Chivalry
There are few more relevant topics for a satire than Hollywood’s response to the #MeToo movement – even if any comedic take must walk the tightrope between po-faced outrage and mocking the genuinely scandalous consequences of the gender power imbalance.
In Chivalry, Sarah Solemani and Steve Coogan pull that off by making no one perfect. That is encapsulated in Coogan’s character of producer Cameron, who’s trying to be more woke – not out of any great conviction but because he’s seen which way the wind is blowing. He may have been dating a woman half his age, but at least he has the good sense to be embarrassed by it.

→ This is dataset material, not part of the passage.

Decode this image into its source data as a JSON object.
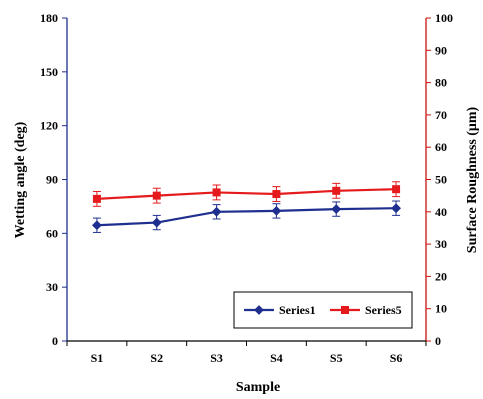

It’s the law that almost every Steve Coogan performance must be likened to Alan Partridge, and Cameron is like a more successful version, able to get away with his social missteps because of the power he wields, as demonstrated with an awkward encounter with Paul Rudd. More importantly, like Partridge, Cameron is trying to be something he’s not, based on only the most superficial understanding of the person he thinks he should be – and this is fertile ground for comedy.
Cameron’s latest project is a movie called A Little Death (the translation of the French phrase for an orgasm), which contains a problematic, misogynistic sex scene that the director – a lecherous French auteur – refuses to reconsider.
Solemani plays Bobby, an indie film darling brought in by the studio to try to fix the situation. Her first meeting is in the director’s hotel room, with him dressed in nothing more than a dressing gown. This is a world in which that is considered normal.
Eventually, Bobby is persuaded by a studio boss, wonderfully played by Wanda Sykes, to take on the project, or to ‘put the dinosaur’s dick in the mangle’ as its blunt-talking star (Sienna Miller) puts it.
While Bobby represents the moral conscience being brought into Hollywood, it’s also clear she cannot speak for all women. That’s revealed in a hilarious exchange in which Coogan’s assistant Ama (Lolly Adefope) makes a bold suggestion for the scene that completely blindsides her.
In another subtle twist of the expected narrative, episode two includes a storyline in which it’s the male actor who complains to an intimacy supervisor (played by Aisling Bea) that the sex scene makes him feel unsafe.
Chivalry’s script has witty fun in these grey areas, and though the topic couldn’t be more contemporary, the sparky exchanges between Cameron and Bobby are reminiscent of old-style screwball comedies, with sassy characters trading pointed zingers. The result is a funny, relevant show bursting with great performances.
• The first two episodes of Chivalry are on Channel 4 from 10pm tonight.